## In this task I will read data from a file `data.csv` in folder data that contains two columns: `name` and `age`

In [14]:
import pandas as pd

In [39]:
data = pd.read_csv("./data/data.csv")

## There are potential cases that needs a proper handle, including:
- Missing value in either columns.
- Wrong type of object in the column `age` (float numbers, string, ...)
- Illogical value for value in the column `age` (negative or too big)
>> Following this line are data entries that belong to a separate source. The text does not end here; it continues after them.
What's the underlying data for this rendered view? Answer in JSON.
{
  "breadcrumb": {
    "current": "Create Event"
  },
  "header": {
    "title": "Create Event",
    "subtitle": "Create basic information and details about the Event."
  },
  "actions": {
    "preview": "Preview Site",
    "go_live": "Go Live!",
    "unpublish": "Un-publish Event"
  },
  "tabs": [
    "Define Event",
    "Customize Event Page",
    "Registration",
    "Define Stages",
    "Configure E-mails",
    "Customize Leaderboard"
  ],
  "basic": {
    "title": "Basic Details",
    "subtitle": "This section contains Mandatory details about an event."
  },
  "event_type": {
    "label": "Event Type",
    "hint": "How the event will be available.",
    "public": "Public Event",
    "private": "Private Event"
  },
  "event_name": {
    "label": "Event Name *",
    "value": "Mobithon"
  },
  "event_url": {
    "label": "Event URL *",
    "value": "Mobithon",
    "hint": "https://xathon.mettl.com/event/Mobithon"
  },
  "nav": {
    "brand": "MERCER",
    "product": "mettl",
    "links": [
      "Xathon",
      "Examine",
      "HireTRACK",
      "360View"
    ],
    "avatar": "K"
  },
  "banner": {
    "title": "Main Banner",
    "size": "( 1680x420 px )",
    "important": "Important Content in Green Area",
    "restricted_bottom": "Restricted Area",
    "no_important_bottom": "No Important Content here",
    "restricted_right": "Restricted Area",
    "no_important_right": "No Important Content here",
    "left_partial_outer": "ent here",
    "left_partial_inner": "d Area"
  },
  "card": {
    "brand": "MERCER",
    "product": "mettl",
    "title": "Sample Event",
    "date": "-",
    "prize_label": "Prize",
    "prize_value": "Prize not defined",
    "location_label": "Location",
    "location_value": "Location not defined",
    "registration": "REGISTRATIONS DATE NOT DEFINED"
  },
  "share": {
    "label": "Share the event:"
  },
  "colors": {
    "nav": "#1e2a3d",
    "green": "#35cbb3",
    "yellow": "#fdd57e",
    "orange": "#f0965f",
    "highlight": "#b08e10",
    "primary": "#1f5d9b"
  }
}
To deal with either missing columns either columns, I drop the rows having that value

In [40]:
data = data.dropna(axis=0)
data

Unnamed: 0,name,age
0,John,25
1,Alice,30
2,Bob,22
3,Eva,28
4,Nguyen,abc


The age has to be ensure that they are in a proper type (in this case `Integer`). I perform a coerce operation here, with inappropriate value are removed.

In [41]:
data = data[data['age'].apply(pd.to_numeric, errors='coerce').notna()].dropna()

In [42]:
data = data.astype({'name': pd.StringDtype(), 'age': pd.Int16Dtype()})

For case of illogical value for `age`, I opt for removing negative value

In [43]:
data.dtypes

name    string[python]
age              Int16
dtype: object

In [44]:
data = data[data.apply(lambda x: x['age'] >= 0, axis=1)]

Then I calculate average age of the individuals in the data

In [47]:
data['age'].mean()

26.25